Dumbledore doubted his loyalty. No, it was more than that: Dumbledore had hired him because he doubted his loyalty. All his worry about the full moon and guarding the secret of his condition? A distraction from the real issue. All the sidelong glances and hushed conversation? It wasn’t about the lycanthropy, at least not entirely. It was because he was Remus Lupin, one-time friend and confidant of Sirius Black.

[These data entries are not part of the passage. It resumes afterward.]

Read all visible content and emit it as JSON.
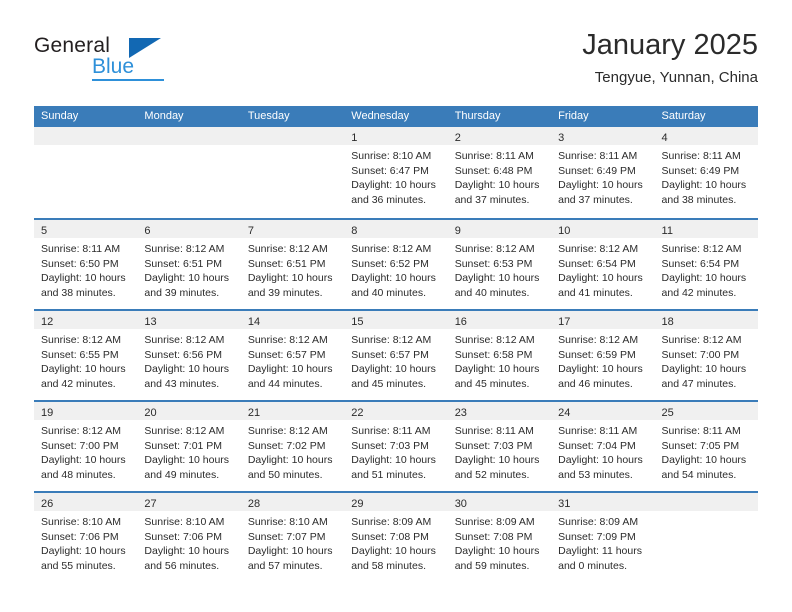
{
  "brand": {
    "name_part1": "General",
    "name_part2": "Blue",
    "triangle_icon": "triangle-icon",
    "accent_color": "#2e90d9",
    "triangle_color": "#1268b3"
  },
  "header": {
    "month_title": "January 2025",
    "location": "Tengyue, Yunnan, China",
    "header_bg_color": "#3a7cb9",
    "day_strip_color": "#f0f0f0"
  },
  "weekdays": [
    "Sunday",
    "Monday",
    "Tuesday",
    "Wednesday",
    "Thursday",
    "Friday",
    "Saturday"
  ],
  "weeks": [
    [
      {
        "day": "",
        "lines": []
      },
      {
        "day": "",
        "lines": []
      },
      {
        "day": "",
        "lines": []
      },
      {
        "day": "1",
        "lines": [
          "Sunrise: 8:10 AM",
          "Sunset: 6:47 PM",
          "Daylight: 10 hours",
          "and 36 minutes."
        ]
      },
      {
        "day": "2",
        "lines": [
          "Sunrise: 8:11 AM",
          "Sunset: 6:48 PM",
          "Daylight: 10 hours",
          "and 37 minutes."
        ]
      },
      {
        "day": "3",
        "lines": [
          "Sunrise: 8:11 AM",
          "Sunset: 6:49 PM",
          "Daylight: 10 hours",
          "and 37 minutes."
        ]
      },
      {
        "day": "4",
        "lines": [
          "Sunrise: 8:11 AM",
          "Sunset: 6:49 PM",
          "Daylight: 10 hours",
          "and 38 minutes."
        ]
      }
    ],
    [
      {
        "day": "5",
        "lines": [
          "Sunrise: 8:11 AM",
          "Sunset: 6:50 PM",
          "Daylight: 10 hours",
          "and 38 minutes."
        ]
      },
      {
        "day": "6",
        "lines": [
          "Sunrise: 8:12 AM",
          "Sunset: 6:51 PM",
          "Daylight: 10 hours",
          "and 39 minutes."
        ]
      },
      {
        "day": "7",
        "lines": [
          "Sunrise: 8:12 AM",
          "Sunset: 6:51 PM",
          "Daylight: 10 hours",
          "and 39 minutes."
        ]
      },
      {
        "day": "8",
        "lines": [
          "Sunrise: 8:12 AM",
          "Sunset: 6:52 PM",
          "Daylight: 10 hours",
          "and 40 minutes."
        ]
      },
      {
        "day": "9",
        "lines": [
          "Sunrise: 8:12 AM",
          "Sunset: 6:53 PM",
          "Daylight: 10 hours",
          "and 40 minutes."
        ]
      },
      {
        "day": "10",
        "lines": [
          "Sunrise: 8:12 AM",
          "Sunset: 6:54 PM",
          "Daylight: 10 hours",
          "and 41 minutes."
        ]
      },
      {
        "day": "11",
        "lines": [
          "Sunrise: 8:12 AM",
          "Sunset: 6:54 PM",
          "Daylight: 10 hours",
          "and 42 minutes."
        ]
      }
    ],
    [
      {
        "day": "12",
        "lines": [
          "Sunrise: 8:12 AM",
          "Sunset: 6:55 PM",
          "Daylight: 10 hours",
          "and 42 minutes."
        ]
      },
      {
        "day": "13",
        "lines": [
          "Sunrise: 8:12 AM",
          "Sunset: 6:56 PM",
          "Daylight: 10 hours",
          "and 43 minutes."
        ]
      },
      {
        "day": "14",
        "lines": [
          "Sunrise: 8:12 AM",
          "Sunset: 6:57 PM",
          "Daylight: 10 hours",
          "and 44 minutes."
        ]
      },
      {
        "day": "15",
        "lines": [
          "Sunrise: 8:12 AM",
          "Sunset: 6:57 PM",
          "Daylight: 10 hours",
          "and 45 minutes."
        ]
      },
      {
        "day": "16",
        "lines": [
          "Sunrise: 8:12 AM",
          "Sunset: 6:58 PM",
          "Daylight: 10 hours",
          "and 45 minutes."
        ]
      },
      {
        "day": "17",
        "lines": [
          "Sunrise: 8:12 AM",
          "Sunset: 6:59 PM",
          "Daylight: 10 hours",
          "and 46 minutes."
        ]
      },
      {
        "day": "18",
        "lines": [
          "Sunrise: 8:12 AM",
          "Sunset: 7:00 PM",
          "Daylight: 10 hours",
          "and 47 minutes."
        ]
      }
    ],
    [
      {
        "day": "19",
        "lines": [
          "Sunrise: 8:12 AM",
          "Sunset: 7:00 PM",
          "Daylight: 10 hours",
          "and 48 minutes."
        ]
      },
      {
        "day": "20",
        "lines": [
          "Sunrise: 8:12 AM",
          "Sunset: 7:01 PM",
          "Daylight: 10 hours",
          "and 49 minutes."
        ]
      },
      {
        "day": "21",
        "lines": [
          "Sunrise: 8:12 AM",
          "Sunset: 7:02 PM",
          "Daylight: 10 hours",
          "and 50 minutes."
        ]
      },
      {
        "day": "22",
        "lines": [
          "Sunrise: 8:11 AM",
          "Sunset: 7:03 PM",
          "Daylight: 10 hours",
          "and 51 minutes."
        ]
      },
      {
        "day": "23",
        "lines": [
          "Sunrise: 8:11 AM",
          "Sunset: 7:03 PM",
          "Daylight: 10 hours",
          "and 52 minutes."
        ]
      },
      {
        "day": "24",
        "lines": [
          "Sunrise: 8:11 AM",
          "Sunset: 7:04 PM",
          "Daylight: 10 hours",
          "and 53 minutes."
        ]
      },
      {
        "day": "25",
        "lines": [
          "Sunrise: 8:11 AM",
          "Sunset: 7:05 PM",
          "Daylight: 10 hours",
          "and 54 minutes."
        ]
      }
    ],
    [
      {
        "day": "26",
        "lines": [
          "Sunrise: 8:10 AM",
          "Sunset: 7:06 PM",
          "Daylight: 10 hours",
          "and 55 minutes."
        ]
      },
      {
        "day": "27",
        "lines": [
          "Sunrise: 8:10 AM",
          "Sunset: 7:06 PM",
          "Daylight: 10 hours",
          "and 56 minutes."
        ]
      },
      {
        "day": "28",
        "lines": [
          "Sunrise: 8:10 AM",
          "Sunset: 7:07 PM",
          "Daylight: 10 hours",
          "and 57 minutes."
        ]
      },
      {
        "day": "29",
        "lines": [
          "Sunrise: 8:09 AM",
          "Sunset: 7:08 PM",
          "Daylight: 10 hours",
          "and 58 minutes."
        ]
      },
      {
        "day": "30",
        "lines": [
          "Sunrise: 8:09 AM",
          "Sunset: 7:08 PM",
          "Daylight: 10 hours",
          "and 59 minutes."
        ]
      },
      {
        "day": "31",
        "lines": [
          "Sunrise: 8:09 AM",
          "Sunset: 7:09 PM",
          "Daylight: 11 hours",
          "and 0 minutes."
        ]
      },
      {
        "day": "",
        "lines": []
      }
    ]
  ]
}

He wasn’t here because he had outstanding qualifications. He was here because Sirius had escaped from Azkaban, and Dumbledore wanted to know what both of them were going to do next. It wasn’t enough for Dumbledore that Remus had accepted the job and returned to Britain, or that he had protected Harry and his friends on the train; Dumbledore thought that he might still be loyal to Black.

The words hit with the force of a blow, partly because they were evidence of the low opinion Dumbledore held of him, and partly because something inside of him, something he hadn’t consulted in many years, knew they might be true.